L’altro obiettivo è stato quello di rendere più debole la pubblica amministrazione. Provate ad acquistare qualcosa su Consip. E’ difficile, richiede tempo e non fa risparmiare, anzi fa spendere di più, perché non risparmi su quello che compri e impieghi il tempo – molto tempo – della persona che deve istruire la pratica: e anche il tempo di chi lavora, perfino quello di noi dipendenti pubblici “fannulloni”, è una risorsa. E poi Consip è una struttura complessa, che quindi ha dei costi e che ha richiesto molti costi per essere progettata e messa in piedi; anche perché una consulenza non si nega a nessuno. Temo che alla fine, facendo i conti fatti bene, una penna acquistata su Consip costi tanto quanto se l’avessimo comprata dal cartolaio in piazza, davanti al municipio; se il risparmio non c’è o è così poco significativo, tanto valeva acquistarla dal fornitore della nostra città, facendo girare i soldi sul territorio, come facevano una volta gli enti locali, e magari scegliere quel tipo di penna che ci serviva davvero e non quella che dovrebbe andare bene in tutta Italia.
Perfino se funzionasse bene, Consip rischia di essere un danno. Se poi gli appalti vengono truccati capite che pericolo rappresenta, perché in questo paese le economie di scala rischiano non di far risparmiare i cittadini, ma soltanto quelli che devono pagare le tangenti: costa meno corrompere il responsabile di un’unica centrale di committenza che gli ottomila funzionari degli ottomila comuni italiani, con il rischio che qualcuno di questi sia perfino onesto e ti denunci.
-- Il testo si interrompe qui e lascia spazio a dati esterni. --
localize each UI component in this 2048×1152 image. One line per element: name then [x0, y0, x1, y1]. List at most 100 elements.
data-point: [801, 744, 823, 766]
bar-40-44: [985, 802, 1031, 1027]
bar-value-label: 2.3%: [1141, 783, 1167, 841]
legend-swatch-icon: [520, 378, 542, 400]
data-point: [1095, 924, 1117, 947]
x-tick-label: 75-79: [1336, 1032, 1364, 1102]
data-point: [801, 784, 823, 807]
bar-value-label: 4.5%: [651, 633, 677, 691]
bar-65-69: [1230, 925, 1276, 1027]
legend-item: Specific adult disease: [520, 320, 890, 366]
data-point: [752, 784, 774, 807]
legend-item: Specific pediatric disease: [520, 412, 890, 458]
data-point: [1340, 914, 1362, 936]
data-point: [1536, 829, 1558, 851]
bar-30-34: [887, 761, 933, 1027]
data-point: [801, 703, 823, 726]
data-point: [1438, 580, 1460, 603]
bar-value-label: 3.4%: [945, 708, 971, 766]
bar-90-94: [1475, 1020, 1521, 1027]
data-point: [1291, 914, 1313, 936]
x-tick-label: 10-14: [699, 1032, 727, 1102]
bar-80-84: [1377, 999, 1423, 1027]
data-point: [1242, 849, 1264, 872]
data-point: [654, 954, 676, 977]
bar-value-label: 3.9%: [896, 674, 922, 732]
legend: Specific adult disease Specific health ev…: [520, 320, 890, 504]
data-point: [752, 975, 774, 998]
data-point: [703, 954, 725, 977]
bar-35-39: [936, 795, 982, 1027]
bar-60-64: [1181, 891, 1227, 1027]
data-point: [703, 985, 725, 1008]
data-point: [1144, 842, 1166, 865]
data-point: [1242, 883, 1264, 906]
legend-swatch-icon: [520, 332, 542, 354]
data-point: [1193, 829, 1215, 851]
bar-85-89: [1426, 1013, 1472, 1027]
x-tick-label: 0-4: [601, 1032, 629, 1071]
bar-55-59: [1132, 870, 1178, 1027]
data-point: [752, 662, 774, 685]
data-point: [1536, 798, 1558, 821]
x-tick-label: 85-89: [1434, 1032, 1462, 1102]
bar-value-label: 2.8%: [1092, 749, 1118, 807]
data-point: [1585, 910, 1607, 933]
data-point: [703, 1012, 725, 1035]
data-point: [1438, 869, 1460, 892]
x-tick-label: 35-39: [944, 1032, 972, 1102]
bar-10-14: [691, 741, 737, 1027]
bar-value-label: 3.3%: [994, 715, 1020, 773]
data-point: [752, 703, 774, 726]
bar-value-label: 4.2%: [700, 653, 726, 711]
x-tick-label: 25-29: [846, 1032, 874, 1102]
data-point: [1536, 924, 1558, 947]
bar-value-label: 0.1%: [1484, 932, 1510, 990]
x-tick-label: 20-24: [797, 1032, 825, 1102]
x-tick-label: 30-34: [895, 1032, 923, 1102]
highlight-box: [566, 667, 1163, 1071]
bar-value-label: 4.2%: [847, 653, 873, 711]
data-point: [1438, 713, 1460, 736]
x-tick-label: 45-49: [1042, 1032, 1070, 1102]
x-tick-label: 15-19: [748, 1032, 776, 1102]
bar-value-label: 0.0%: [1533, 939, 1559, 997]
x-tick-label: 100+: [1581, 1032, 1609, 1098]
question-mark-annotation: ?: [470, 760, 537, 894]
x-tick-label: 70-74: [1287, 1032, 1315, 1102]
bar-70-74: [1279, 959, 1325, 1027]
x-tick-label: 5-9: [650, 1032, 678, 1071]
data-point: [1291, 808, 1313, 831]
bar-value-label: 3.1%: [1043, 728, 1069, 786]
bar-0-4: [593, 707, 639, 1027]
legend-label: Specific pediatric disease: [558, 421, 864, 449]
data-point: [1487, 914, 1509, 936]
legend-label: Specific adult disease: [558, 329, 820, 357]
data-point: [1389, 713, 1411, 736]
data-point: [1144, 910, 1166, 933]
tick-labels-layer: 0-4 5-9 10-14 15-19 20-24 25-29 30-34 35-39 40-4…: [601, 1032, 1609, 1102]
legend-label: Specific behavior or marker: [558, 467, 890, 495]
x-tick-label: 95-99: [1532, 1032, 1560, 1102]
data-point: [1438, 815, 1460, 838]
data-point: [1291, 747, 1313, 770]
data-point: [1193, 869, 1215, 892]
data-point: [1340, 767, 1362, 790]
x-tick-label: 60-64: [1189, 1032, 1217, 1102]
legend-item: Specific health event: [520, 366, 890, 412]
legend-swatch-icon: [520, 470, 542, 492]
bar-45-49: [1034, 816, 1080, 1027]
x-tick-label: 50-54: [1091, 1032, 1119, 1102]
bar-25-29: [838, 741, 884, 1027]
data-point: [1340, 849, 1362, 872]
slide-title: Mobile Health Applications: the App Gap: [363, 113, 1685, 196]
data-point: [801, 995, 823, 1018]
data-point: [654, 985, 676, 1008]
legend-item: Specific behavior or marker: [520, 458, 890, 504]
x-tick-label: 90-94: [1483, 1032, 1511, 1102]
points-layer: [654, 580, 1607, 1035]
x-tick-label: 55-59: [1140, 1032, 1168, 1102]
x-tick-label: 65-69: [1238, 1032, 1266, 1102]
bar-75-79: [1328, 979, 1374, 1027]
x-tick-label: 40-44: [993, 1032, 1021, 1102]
Consip è stata creata per delegittimare la pubblica amministrazione e per renderla meno capace, e quindi più debole, perché sempre più adesso un tecnico che deve far fare un lavoro per l’ente in cui lavora – e quindi a beneficio di noi cittadini – non è qualcuno che sa come quel lavoro deve essere fatto e quanto può costare farlo, ma uno che sa districarsi in un mare caotico e farraginoso di norme, che non esce mai dal suo ufficio, perché il suo lavoro si riduce tutto alla redazione di atti e non sa cosa avviene fuori: non sa come quella strada viene fatta né come dovrebbe essere fatta. Consip, come i bizantinismi di Cantone, sembrano fatti apposta per dissuadere una funzionario onesto a fare bene quello che sa e deve fare e per spingere quello disonesto a rubare di più, approfittando proprio di questa confusione, di queste norme contorte, che cambiano a ogni stormire di foglie.
Sempre al di là dei fatti di malaffare – che vedremo se saranno provati – Consip non serve a combattere la corruzione perché questa si combatte solo quando chi lavora nella pubblica amministrazione è preparato, conosce il suo lavoro e sa che ha sopra di sé e al suo fianco amministratori che sanno e cittadini consapevoli. In questi anni invece abbiamo – e purtroppo è qualcosa di cui anche i governi del centrosinistra portano piena responsabilità – fatto in modo che la pubblica amministrazione fosse più debole.
E questo non è solo un problema di noi dipendenti pubblici, ma un problema di noi cittadini, che siamo più poveri, perché una pubblica amministrazione che funziona male impoverisce la società. E in questi quindici anni noi cittadini, compreso il cartolaio della piazza davanti al municipio, ci siamo impoveriti, e si sono arricchiti soltanto quei pochissimi che vendono migliaia di penne e quelli che loro “finanziano” affinché noi possiamo continuare ad acquistarle, pagando di più.